The Universal Declaration of Human Rights celebrates 70 Years

The 10th December 2018 marks 70 years since the ratification of the Human Rights Declaration.
The internationally binding document put human rights firmly at the front of the public conscience and moreover enshrined human rights in law. At the launch of the website dedicated to the declaration, the UN High Commissioner for Human Rights Zeid Ra’ad Al Hussein, said,

“The Universal Declaration has helped countless people gain greater freedoms and equality,”

Before the universal declaration of human rights came into being, there were several different documents that came onto the world stage permitting individual rights to be safeguarded, but only to a certain extent. The Magna Carta (1215), the English Bill of Rights (1689), the French Declaration on the Rights of Man and Citizen (1789), and the US Constitution and Bill of Rights (1791) are all documents that permitted states to guarantee the rights of man.
The 19th century saw efforts to end the slave trade, which led to the establishment of the International Labour Organization (ILO) in 1919, but there was still a gap; there was not one universally applicable legal document to ensure the protection of human rights laws.
As the world found itself in social, humanitarian and economic ruins after the second World War it was clear that a universal solution was needed to sustain peace. The failure of the League of Nations, the first attempt at an international intergovernmental organisation, meant the world was ready for, and needed, an international peacekeeping mechanism.
On 26 June 1945 the UN Charter was signed and then ratified by the 5 permanent members: China, France, Russia, the UK, and the US; the same countries that now make up the permanent members of the UN Security Council. Once the United Nations was established it was not long until the 30 Articles of the Universal Declaration of Human Rights (UDHR) were published in 1948.

What have we learned? “With age comes wisdom, but sometimes age comes alone.”

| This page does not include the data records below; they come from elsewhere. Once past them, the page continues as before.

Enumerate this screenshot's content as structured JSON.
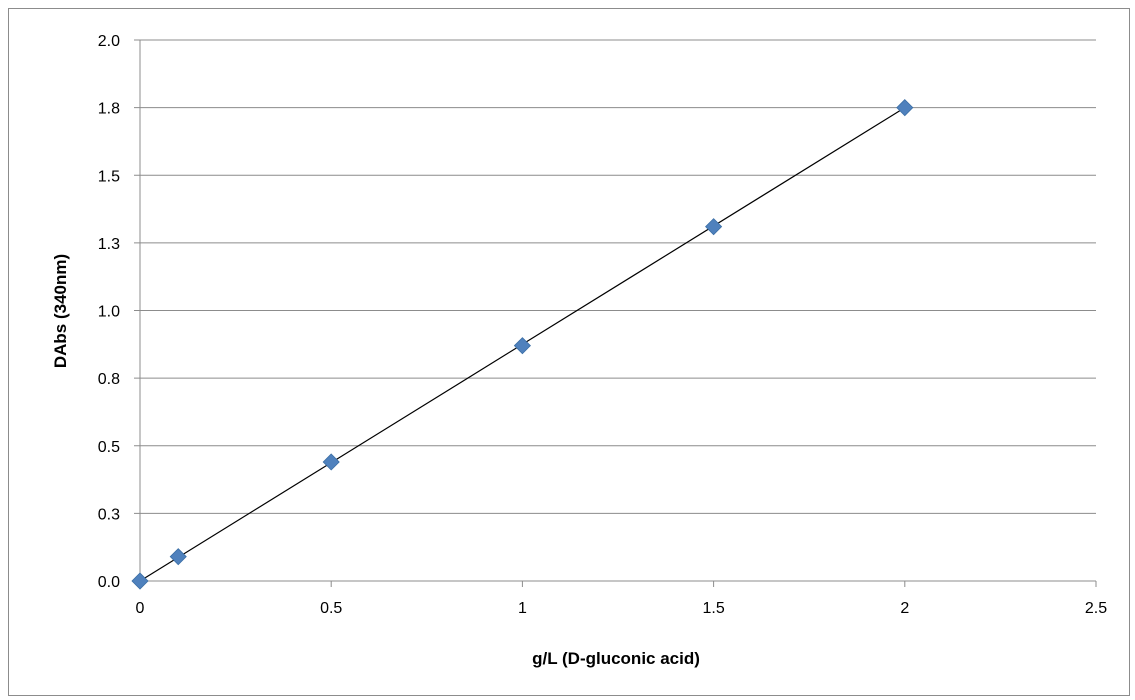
{
  "chart_data": {
    "type": "scatter",
    "title": "",
    "xlabel": "g/L (D-gluconic  acid)",
    "ylabel": "DAbs  (340nm)",
    "xlim": [
      0,
      2.5
    ],
    "ylim": [
      0,
      2.0
    ],
    "x_ticks": [
      0,
      0.5,
      1,
      1.5,
      2,
      2.5
    ],
    "x_tick_labels": [
      "0",
      "0.5",
      "1",
      "1.5",
      "2",
      "2.5"
    ],
    "y_ticks": [
      0,
      0.25,
      0.5,
      0.75,
      1.0,
      1.25,
      1.5,
      1.75,
      2.0
    ],
    "y_tick_labels": [
      "0.0",
      "0.3",
      "0.5",
      "0.8",
      "1.0",
      "1.3",
      "1.5",
      "1.8",
      "2.0"
    ],
    "grid": "horizontal",
    "legend": "none",
    "series": [
      {
        "marker": "diamond",
        "color": "#4f81bd",
        "x": [
          0,
          0.1,
          0.5,
          1.0,
          1.5,
          2.0
        ],
        "y": [
          0.0,
          0.09,
          0.44,
          0.87,
          1.31,
          1.75
        ]
      }
    ],
    "trendline": {
      "type": "linear",
      "color": "#000000",
      "x": [
        0,
        2.0
      ],
      "y": [
        0.0,
        1.75
      ]
    }
  }
}
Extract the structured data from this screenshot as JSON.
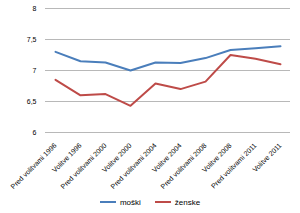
{
  "chart_data": {
    "type": "line",
    "categories": [
      "Pred volitvami 1996",
      "Volitve 1996",
      "Pred volitvami 2000",
      "Volitve 2000",
      "Pred volitvami 2004",
      "Volitve 2004",
      "Pred volitvami 2008",
      "Volitve 2008",
      "Pred volitvami 2011",
      "Volitve 2011"
    ],
    "series": [
      {
        "name": "moški",
        "color": "#4a7ebb",
        "values": [
          7.3,
          7.15,
          7.13,
          7.0,
          7.13,
          7.12,
          7.2,
          7.33,
          7.36,
          7.39
        ]
      },
      {
        "name": "ženske",
        "color": "#be4b48",
        "values": [
          6.85,
          6.6,
          6.62,
          6.43,
          6.79,
          6.7,
          6.82,
          7.25,
          7.19,
          7.1
        ]
      }
    ],
    "ylim": [
      6,
      8
    ],
    "yticks": [
      6,
      {
        "value": 6.5,
        "label": "6,5"
      },
      7,
      {
        "value": 7.5,
        "label": "7,5"
      },
      8
    ],
    "grid": true,
    "legend": "bottom"
  }
}
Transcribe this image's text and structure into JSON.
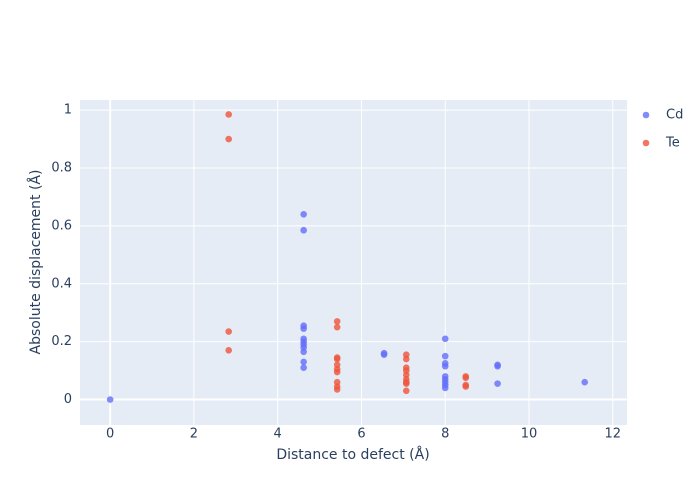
{
  "chart_data": {
    "type": "scatter",
    "x_label": "Distance to defect (Å)",
    "y_label": "Absolute displacement (Å)",
    "xlim": [
      -0.72,
      12.34
    ],
    "ylim": [
      -0.088,
      1.035
    ],
    "xticks": [
      0,
      2,
      4,
      6,
      8,
      10,
      12
    ],
    "yticks": [
      0,
      0.2,
      0.4,
      0.6,
      0.8,
      1
    ],
    "grid": true,
    "legend": "right",
    "opacity": 0.8,
    "series": [
      {
        "name": "Cd",
        "color": "#636efa",
        "x": [
          0,
          4.62,
          4.62,
          4.62,
          4.62,
          4.62,
          4.62,
          4.62,
          4.62,
          4.62,
          4.62,
          4.62,
          6.54,
          6.54,
          8.0,
          8.0,
          8.0,
          8.0,
          8.0,
          8.0,
          8.0,
          8.0,
          8.0,
          9.25,
          9.25,
          9.25,
          11.33
        ],
        "values": [
          0,
          0.64,
          0.585,
          0.255,
          0.245,
          0.21,
          0.2,
          0.19,
          0.18,
          0.165,
          0.13,
          0.11,
          0.16,
          0.155,
          0.21,
          0.15,
          0.125,
          0.115,
          0.08,
          0.07,
          0.06,
          0.05,
          0.04,
          0.12,
          0.115,
          0.055,
          0.06
        ]
      },
      {
        "name": "Te",
        "color": "#EF553B",
        "x": [
          2.83,
          2.83,
          2.83,
          2.83,
          5.42,
          5.42,
          5.42,
          5.42,
          5.42,
          5.42,
          5.42,
          5.42,
          5.42,
          5.42,
          7.07,
          7.07,
          7.07,
          7.07,
          7.07,
          7.07,
          7.07,
          7.07,
          7.07,
          8.49,
          8.49,
          8.49,
          8.49
        ],
        "values": [
          0.985,
          0.9,
          0.235,
          0.17,
          0.27,
          0.25,
          0.145,
          0.14,
          0.12,
          0.105,
          0.095,
          0.06,
          0.045,
          0.035,
          0.155,
          0.14,
          0.11,
          0.1,
          0.085,
          0.07,
          0.06,
          0.055,
          0.03,
          0.08,
          0.075,
          0.05,
          0.045
        ]
      }
    ]
  }
}
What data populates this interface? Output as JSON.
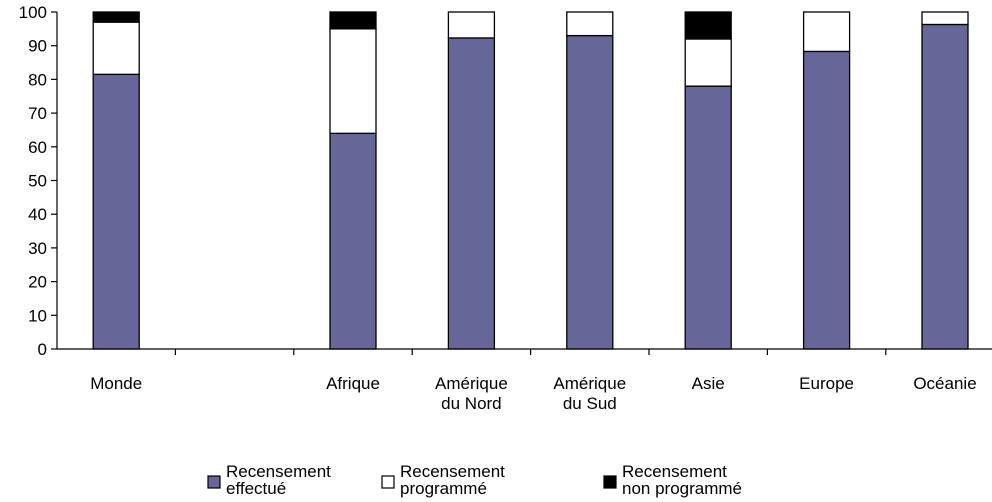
{
  "chart_data": {
    "type": "bar",
    "stacked": true,
    "categories": [
      [
        "Monde"
      ],
      [
        ""
      ],
      [
        "Afrique"
      ],
      [
        "Amérique",
        "du Nord"
      ],
      [
        "Amérique",
        "du Sud"
      ],
      [
        "Asie"
      ],
      [
        "Europe"
      ],
      [
        "Océanie"
      ]
    ],
    "series": [
      {
        "name": [
          "Recensement",
          "effectué"
        ],
        "color": "#666699",
        "values": [
          81.5,
          null,
          64,
          92.3,
          93,
          78,
          88.3,
          96.3
        ]
      },
      {
        "name": [
          "Recensement",
          "programmé"
        ],
        "color": "#ffffff",
        "values": [
          15.5,
          null,
          31,
          7.7,
          7,
          14,
          11.7,
          3.7
        ]
      },
      {
        "name": [
          "Recensement",
          "non programmé"
        ],
        "color": "#000000",
        "values": [
          3,
          null,
          5,
          0,
          0,
          8,
          0,
          0
        ]
      }
    ],
    "yticks": [
      "0",
      "10",
      "20",
      "30",
      "40",
      "50",
      "60",
      "70",
      "80",
      "90",
      "100"
    ],
    "ylim": [
      0,
      100
    ],
    "grid": false,
    "legend": "bottom"
  }
}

Wisdom is meant to come with age, so the saying goes, but how far has the UDHR helped international human rights? Sadly, the existence of the 30 UDHR Articles have not stopped various governments, organisations and individuals from infringing upon the basic rights of others.
In fact, in 2018 human rights abuses are widespread; from the rights of a journalist imprisoned for exposing the tyranny of a government, to civilians targeted in war, or children forced to work in appalling conditions. As a report by Human Rights Watch points out,

while we celebrate the achievements of the UDHR we need to ‘acknowledge the gap between its promise and its implementation.’

Overall though the importance of these 30 Articles cannot be overstated. Their existence has stopped countless cases of human rights abuse worldwide, has held the guilty accountable, and has acted as a deterrent for other violators, and without them, this would not have been possible.